1. What this feature is

Reimbursement is used for cases where you first pay an expense and later get the money paid back by someone else or by your company (for example, travel, office supplies, or out-of-pocket expenses).

In Koala, the core logic is:

  • You record an expense and mark it as reimbursable
  • When it is reimbursed, Koala automatically creates a Reimbursement Income bill and adds the reimbursed amount back into the account you choose

Benefits:

  • The original expense is preserved (easy to trace what the money was for)
  • The reimbursement payout is recorded (easy to reconcile the deposit account and date)
  • Statistics stay clear: the expense and the reimbursement income are recorded separately

2. When to use it

  • Company reimbursements (transportation, hotels, meals, office supplies, etc.)
  • Someone paid on your behalf and later transferred money back to you
  • Any expense you paid upfront that needs to be recovered later

3. How to use it

3.1 Create a reimbursable expense

  1. Create a new expense bill
  2. On the create/edit page, enable Reimbursement (or similar options like “Reimbursable / Pending reimbursement”)
  3. After saving, the bill will show a status such as Pending reimbursement / Reimbursed in the list

3.2 Reimburse an expense

  1. In the bill list, find an expense that is Pending reimbursement
  2. Swipe left on the bill and select Reimburse
  3. On the reimbursement page, set:
    • Amount: defaults to the original expense amount; change it to the actual reimbursed amount if needed
    • Date: defaults to today; change it to the actual deposit date if needed
    • Deposit account: choose the account that the reimbursement was paid into
    • Note: optional
  4. Tap Done/Save

After saving, a new Reimbursement Income bill will be added to record the payout.

4. Rules and notes

  • Only expenses that are marked as reimbursable can be reimbursed.
  • Bill splitting and reimbursements are mutually exclusive: split bills (including split sub-bills and split containers) can’t start the reimbursement flow; reimbursable expenses can’t be split.
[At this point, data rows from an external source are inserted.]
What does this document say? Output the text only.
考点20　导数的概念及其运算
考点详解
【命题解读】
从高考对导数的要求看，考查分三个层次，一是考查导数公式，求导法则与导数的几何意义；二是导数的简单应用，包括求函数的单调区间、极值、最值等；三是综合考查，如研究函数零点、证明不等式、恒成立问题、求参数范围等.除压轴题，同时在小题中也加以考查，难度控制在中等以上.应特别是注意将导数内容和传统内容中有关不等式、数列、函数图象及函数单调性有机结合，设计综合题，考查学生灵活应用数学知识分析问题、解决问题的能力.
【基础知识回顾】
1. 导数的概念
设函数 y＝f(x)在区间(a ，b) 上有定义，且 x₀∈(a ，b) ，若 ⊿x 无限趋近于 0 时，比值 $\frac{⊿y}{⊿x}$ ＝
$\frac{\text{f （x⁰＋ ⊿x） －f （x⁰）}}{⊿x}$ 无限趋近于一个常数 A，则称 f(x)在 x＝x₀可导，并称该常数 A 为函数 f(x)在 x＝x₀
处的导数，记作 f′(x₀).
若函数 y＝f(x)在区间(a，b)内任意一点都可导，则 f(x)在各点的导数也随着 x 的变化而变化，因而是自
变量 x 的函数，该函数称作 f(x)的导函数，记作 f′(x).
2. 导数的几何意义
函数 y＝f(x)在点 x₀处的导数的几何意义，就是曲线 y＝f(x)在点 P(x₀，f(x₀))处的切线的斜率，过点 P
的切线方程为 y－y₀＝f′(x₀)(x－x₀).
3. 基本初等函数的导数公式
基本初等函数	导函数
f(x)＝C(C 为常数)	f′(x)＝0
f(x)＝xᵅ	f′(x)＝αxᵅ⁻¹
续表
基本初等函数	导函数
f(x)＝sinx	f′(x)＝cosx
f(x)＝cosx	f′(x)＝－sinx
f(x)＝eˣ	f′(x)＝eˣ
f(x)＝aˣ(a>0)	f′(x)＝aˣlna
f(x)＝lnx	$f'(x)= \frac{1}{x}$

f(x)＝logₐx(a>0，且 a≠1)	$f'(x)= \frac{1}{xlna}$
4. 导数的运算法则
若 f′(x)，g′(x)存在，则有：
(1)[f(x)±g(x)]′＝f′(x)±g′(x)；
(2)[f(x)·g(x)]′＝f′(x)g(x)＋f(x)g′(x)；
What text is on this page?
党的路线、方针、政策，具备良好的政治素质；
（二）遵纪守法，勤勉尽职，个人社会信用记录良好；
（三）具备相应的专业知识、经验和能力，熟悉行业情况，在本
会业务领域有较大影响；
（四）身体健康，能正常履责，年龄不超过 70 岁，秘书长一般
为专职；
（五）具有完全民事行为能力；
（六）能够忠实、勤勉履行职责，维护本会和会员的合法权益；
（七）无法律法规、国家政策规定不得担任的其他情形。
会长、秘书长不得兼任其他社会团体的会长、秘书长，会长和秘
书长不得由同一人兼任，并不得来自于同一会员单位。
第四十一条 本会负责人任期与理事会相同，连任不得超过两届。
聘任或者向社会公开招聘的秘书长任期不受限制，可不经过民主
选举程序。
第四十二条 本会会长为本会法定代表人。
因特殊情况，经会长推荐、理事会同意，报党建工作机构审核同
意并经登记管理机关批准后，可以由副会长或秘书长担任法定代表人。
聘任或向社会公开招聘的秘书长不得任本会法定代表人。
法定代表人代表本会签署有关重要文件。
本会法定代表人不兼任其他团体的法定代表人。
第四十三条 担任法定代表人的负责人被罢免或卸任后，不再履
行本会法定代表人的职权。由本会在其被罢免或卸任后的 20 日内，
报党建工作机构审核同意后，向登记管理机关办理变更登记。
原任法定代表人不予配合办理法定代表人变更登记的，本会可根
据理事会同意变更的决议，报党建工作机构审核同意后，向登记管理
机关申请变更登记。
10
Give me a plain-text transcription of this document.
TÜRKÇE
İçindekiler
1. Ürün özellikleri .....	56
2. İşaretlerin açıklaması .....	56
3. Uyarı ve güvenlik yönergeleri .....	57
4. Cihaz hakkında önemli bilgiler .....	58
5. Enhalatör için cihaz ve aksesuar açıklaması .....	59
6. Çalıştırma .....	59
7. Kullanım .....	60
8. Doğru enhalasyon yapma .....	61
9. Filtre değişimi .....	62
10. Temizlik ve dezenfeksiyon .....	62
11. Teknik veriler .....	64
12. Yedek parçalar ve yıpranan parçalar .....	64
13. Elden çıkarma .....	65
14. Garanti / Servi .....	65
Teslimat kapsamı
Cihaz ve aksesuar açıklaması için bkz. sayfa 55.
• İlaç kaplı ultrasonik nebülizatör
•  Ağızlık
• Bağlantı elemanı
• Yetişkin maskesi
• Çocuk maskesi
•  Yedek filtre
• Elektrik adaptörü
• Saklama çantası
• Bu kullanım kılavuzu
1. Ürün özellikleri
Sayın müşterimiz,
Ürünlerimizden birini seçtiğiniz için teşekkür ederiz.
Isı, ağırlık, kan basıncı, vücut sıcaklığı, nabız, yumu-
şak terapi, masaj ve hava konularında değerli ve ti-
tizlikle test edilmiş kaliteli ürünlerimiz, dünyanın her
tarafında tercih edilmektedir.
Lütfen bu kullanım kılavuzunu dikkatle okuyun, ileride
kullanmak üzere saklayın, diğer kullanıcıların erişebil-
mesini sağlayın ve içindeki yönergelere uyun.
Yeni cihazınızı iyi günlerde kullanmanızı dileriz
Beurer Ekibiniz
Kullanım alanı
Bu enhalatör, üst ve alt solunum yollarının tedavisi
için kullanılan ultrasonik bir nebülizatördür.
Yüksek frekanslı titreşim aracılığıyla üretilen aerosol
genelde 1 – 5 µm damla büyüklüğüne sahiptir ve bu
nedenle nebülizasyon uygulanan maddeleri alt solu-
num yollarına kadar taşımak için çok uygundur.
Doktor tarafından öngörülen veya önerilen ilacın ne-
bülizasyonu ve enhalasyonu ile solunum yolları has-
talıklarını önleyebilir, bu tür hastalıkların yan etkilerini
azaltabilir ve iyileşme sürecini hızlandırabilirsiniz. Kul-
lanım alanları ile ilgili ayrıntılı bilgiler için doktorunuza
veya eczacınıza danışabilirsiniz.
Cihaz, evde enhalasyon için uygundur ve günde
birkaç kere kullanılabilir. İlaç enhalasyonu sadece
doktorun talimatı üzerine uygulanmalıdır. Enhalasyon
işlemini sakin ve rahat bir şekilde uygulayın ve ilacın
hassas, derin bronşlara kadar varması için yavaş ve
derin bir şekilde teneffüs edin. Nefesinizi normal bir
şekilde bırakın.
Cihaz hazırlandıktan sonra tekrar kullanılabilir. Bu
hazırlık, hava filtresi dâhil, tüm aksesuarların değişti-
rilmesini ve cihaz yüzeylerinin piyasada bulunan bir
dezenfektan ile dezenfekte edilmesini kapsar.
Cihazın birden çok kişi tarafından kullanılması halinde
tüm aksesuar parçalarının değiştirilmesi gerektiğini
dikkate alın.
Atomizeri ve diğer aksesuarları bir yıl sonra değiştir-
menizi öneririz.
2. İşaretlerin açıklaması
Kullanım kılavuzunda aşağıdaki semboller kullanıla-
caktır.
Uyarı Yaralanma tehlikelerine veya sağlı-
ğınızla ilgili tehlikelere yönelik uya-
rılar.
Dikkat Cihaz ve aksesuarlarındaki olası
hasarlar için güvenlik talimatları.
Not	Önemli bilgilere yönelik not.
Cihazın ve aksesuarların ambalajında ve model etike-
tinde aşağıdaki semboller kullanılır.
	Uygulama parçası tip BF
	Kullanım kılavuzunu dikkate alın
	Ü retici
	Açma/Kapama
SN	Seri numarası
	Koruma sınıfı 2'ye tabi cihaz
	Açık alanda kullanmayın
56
Decide whether reimbursement is needed first. If necessary, split the cost first, then record the reimbursable part as a separate reimbursable expense.
  • Once a Reimbursement Income record has been created, the original expense typically can’t be reimbursed again (to avoid double deposits).
  • If you delete the Reimbursement Income record, the original expense returns to Pending reimbursement (and can be reimbursed again).
  • Reimbursement income is counted as income in statistics, while the original expense is still counted as expense. This keeps cash flow clear and traceable.

5. FAQ

Q1: What’s the difference between reimbursement and refund?

  • Refund: a return that offsets the original bill (implemented by adding a negative-amount record)
  • Reimbursement: getting money back for a reimbursable expense (implemented by adding a Reimbursement Income record)

Q2: What if the reimbursement was paid into a different account?

On the reimbursement page, set the Deposit account to the actual account that received the money.

Q3: How do I record a partial reimbursement?

Change the reimbursement amount to the amount actually reimbursed. The remaining unreimbursed part stays on the original expense for later follow-up.